My one real past time was listening to the unabridged Les Mis, though sometimes the story gets intense and negative and I didn't want to listen. The lack of distraction made it really difficult. We'll be better prepared for fever week next week with downloaded movies, downloaded talks and other books.


My diet has been completely simplified and it's still difficult to get things down. One of the nurses didn't understand that and ordered from a restaurant this incredible piece of salmon with mushroom sauce, potatoes and spinach on the side. But I couldn't handle even two bites of it. Alicia was the lucky beneficiary of that uneaten meal.
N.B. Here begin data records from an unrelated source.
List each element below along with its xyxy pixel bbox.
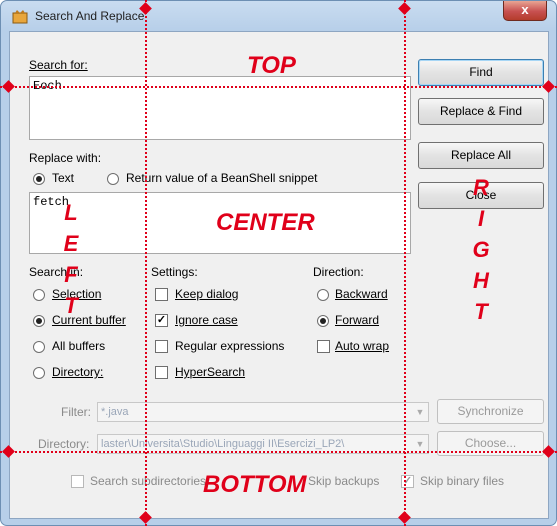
find-button[interactable]: Find (418, 59, 544, 86)
search-subdirectories-label: Search subdirectories (90, 474, 207, 488)
filter-value: *.java (101, 406, 129, 418)
top-guide-line (0, 86, 557, 88)
title-bar[interactable]: Search And Replace x (1, 1, 556, 31)
zone-label-top: TOP (247, 52, 296, 79)
zone-label-right: R I G H T (468, 172, 494, 327)
close-window-icon[interactable]: x (503, 1, 547, 21)
search-in-current-buffer-radio[interactable] (33, 315, 45, 327)
zone-letter: H (473, 268, 489, 293)
search-in-all-buffers-label: All buffers (52, 339, 106, 353)
zone-label-center: CENTER (216, 209, 315, 236)
regular-expressions-checkbox[interactable] (155, 340, 168, 353)
replace-mode-text-label: Text (52, 171, 75, 185)
jedit-app-icon (12, 10, 28, 24)
hypersearch-checkbox[interactable] (155, 366, 168, 379)
zone-letter: E (63, 231, 79, 256)
replace-mode-beanshell-radio[interactable] (107, 173, 119, 185)
hypersearch-label: HyperSearch (175, 365, 246, 379)
synchronize-button[interactable]: Synchronize (437, 399, 544, 424)
search-in-selection-radio[interactable] (33, 289, 45, 301)
zone-letter: I (477, 206, 485, 231)
replace-and-find-button[interactable]: Replace & Find (418, 98, 544, 125)
skip-backups-label: Skip backups (308, 474, 380, 488)
search-in-directory-radio[interactable] (33, 367, 45, 379)
settings-header: Settings: (151, 265, 198, 279)
chevron-down-icon: ▼ (415, 407, 425, 417)
zone-letter: T (474, 299, 488, 324)
skip-binary-files-checkbox[interactable]: ✓ (401, 475, 414, 488)
direction-backward-radio[interactable] (317, 289, 329, 301)
keep-dialog-label: Keep dialog (175, 287, 239, 301)
zone-letter: G (472, 237, 490, 262)
zone-label-bottom: BOTTOM (203, 471, 307, 498)
replace-mode-beanshell-label: Return value of a BeanShell snippet (126, 171, 318, 185)
right-guide-line (404, 0, 406, 526)
filter-label: Filter: (61, 405, 91, 419)
window-title: Search And Replace (35, 9, 145, 23)
replace-with-label: Replace with: (29, 151, 102, 165)
search-for-label: Search for: (29, 58, 88, 72)
ignore-case-label: Ignore case (175, 313, 238, 327)
zone-letter: R (473, 175, 489, 200)
search-in-directory-label: Directory: (52, 365, 104, 379)
zone-letter: T (64, 293, 78, 318)
left-guide-line (145, 0, 147, 526)
search-subdirectories-checkbox[interactable] (71, 475, 84, 488)
bottom-guide-line (0, 451, 557, 453)
direction-backward-label: Backward (335, 287, 388, 301)
replace-all-button[interactable]: Replace All (418, 142, 544, 169)
directory-label: Directory: (38, 437, 90, 451)
auto-wrap-label: Auto wrap (335, 339, 390, 353)
skip-binary-files-label: Skip binary files (420, 474, 505, 488)
zone-letter: L (64, 200, 78, 225)
regular-expressions-label: Regular expressions (175, 339, 285, 353)
zone-letter: F (64, 262, 78, 287)
direction-header: Direction: (313, 265, 364, 279)
auto-wrap-checkbox[interactable] (317, 340, 330, 353)
direction-forward-radio[interactable] (317, 315, 329, 327)
zone-label-left: L E F T (58, 197, 84, 321)
direction-forward-label: Forward (335, 313, 380, 327)
replace-mode-text-radio[interactable] (33, 173, 45, 185)
keep-dialog-checkbox[interactable] (155, 288, 168, 301)
search-in-all-buffers-radio[interactable] (33, 341, 45, 353)
directory-value: laster\Universita\Studio\Linguaggi II\Es… (101, 438, 345, 450)
ignore-case-checkbox[interactable]: ✓ (155, 314, 168, 327)
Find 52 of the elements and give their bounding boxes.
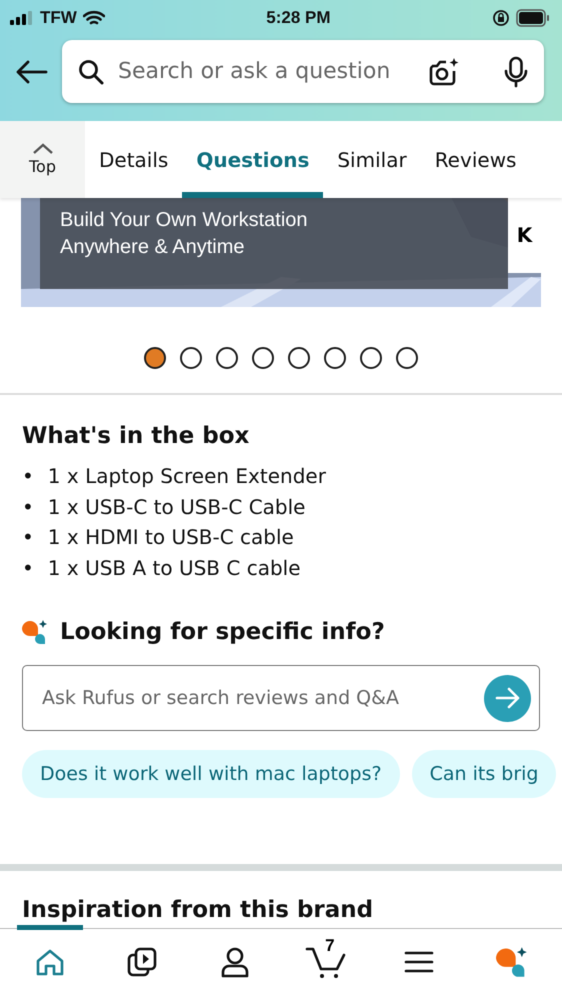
- suggestion-chip[interactable]: Does it work well with mac laptops?: [22, 750, 400, 798]
- section-title: What's in the box: [22, 423, 250, 449]
- tab[interactable]: Similar: [323, 121, 421, 198]
- cart-nav-button[interactable]: 7: [294, 924, 360, 996]
- carousel-dot[interactable]: [252, 347, 274, 369]
- camera-icon[interactable]: [428, 56, 460, 86]
- carrier-name: TFW: [40, 8, 77, 28]
- carousel-dot[interactable]: [144, 347, 166, 369]
- bullet: •: [22, 524, 34, 550]
- search-field[interactable]: Search or ask a question: [62, 40, 544, 103]
- submit-button[interactable]: [484, 674, 531, 722]
- section-title: Inspiration from this brand: [22, 897, 374, 923]
- search-input[interactable]: Search or ask a question: [116, 58, 416, 85]
- banner-caption: Anywhere & Anytime: [60, 236, 246, 259]
- bullet: •: [22, 463, 34, 490]
- menu-icon: [404, 950, 434, 974]
- back-arrow-icon[interactable]: [16, 60, 48, 84]
- ask-field[interactable]: Ask Rufus or search reviews and Q&A: [22, 665, 540, 731]
- box-item: 1 x HDMI to USB-C cable: [48, 524, 294, 550]
- home-icon: [35, 946, 66, 976]
- chevron-up-icon: [32, 143, 54, 155]
- rotation-lock-icon: [492, 9, 510, 27]
- tab[interactable]: Details: [85, 121, 182, 198]
- carousel-dot[interactable]: [396, 347, 418, 369]
- rufus-icon: [496, 946, 528, 978]
- box-item: 1 x USB A to USB C cable: [48, 554, 301, 581]
- clock-time: 5:28 PM: [266, 8, 331, 28]
- suggestion-chip[interactable]: Can its brig: [412, 750, 556, 798]
- section-title: Looking for specific info?: [60, 619, 385, 645]
- battery-icon: [516, 9, 550, 27]
- side-text: K: [516, 223, 532, 247]
- carousel-dot[interactable]: [288, 347, 310, 369]
- cart-count: 7: [325, 936, 335, 956]
- carousel-dot[interactable]: [216, 347, 238, 369]
- carousel-dot[interactable]: [180, 347, 202, 369]
- rufus-icon: [22, 619, 48, 645]
- box-item: 1 x USB-C to USB-C Cable: [48, 494, 306, 520]
- signal-icon: [10, 11, 34, 25]
- search-icon: [78, 58, 104, 84]
- wifi-icon: [82, 10, 105, 26]
- bullet: •: [22, 494, 34, 520]
- arrow-right-icon: [494, 687, 520, 709]
- account-icon: [220, 946, 250, 978]
- box-item: 1 x Laptop Screen Extender: [48, 463, 326, 490]
- bullet: •: [22, 554, 34, 581]
- tab[interactable]: Reviews: [420, 121, 530, 198]
- carousel-dot[interactable]: [324, 347, 346, 369]
- banner-caption: Build Your Own Workstation: [60, 209, 309, 232]
- microphone-icon[interactable]: [504, 56, 528, 88]
- top-button[interactable]: Top: [0, 121, 85, 198]
- carousel-dot[interactable]: [360, 347, 382, 369]
- video-icon: [126, 946, 158, 978]
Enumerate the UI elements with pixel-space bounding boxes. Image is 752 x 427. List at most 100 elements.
Alicia's mentioned fever therapy to stimulate my immune system, but when you're at 40 C (104 F) it doesn't feel great. It doesn't hurt it's just uncomfortable. And when you're alone in this room it can get tedious. The fever began building at 9 AM on Tuesday and stayed at that level until 2 AM on Wednesday morning. Once my temperature reached 40 C it needed to go back down. It took over 5 hours for the fever to come back down. I was in my underwear all day, warm, and the Wifi wasn't working so I couldn't watch anything to distract me. You can imagine how often I stared at the monitor watching my temperate dropping so slowly. I'd look back after 20 minutes and it would creep back up to 29 C. But that's the nature of fevers. I tried not to look very often but I couldn't help it.


The second day, they only raised me to 39 C but again my response was so strong (a good thing) that I blasted right through 39.0 C to 39.4 C. They gave me medication to bring the fever down. In short, my body had a great response to this treatment but it made it less comfortable. Those who are more sickly have a hard time getting to 40.0 C or maintaining that temp. You can imagine what a blessed relief it was when my temp went down and I was free to go home.


The following day I was hoping for a day off but no, back to the clinic on Thursday for checkpoint inhibitors. The cancer cells were weakened by the fever so that's a good time to add Ipi + Nivo on board.


Those were the hardest two days of my life, and there were times during it that I wasn't sure I could get through it. My prayers, believe it or not, got even more intense (didn't know that was possible). But I made it through the week. I'm resting all weekend and I'll do it all again starting Monday morning.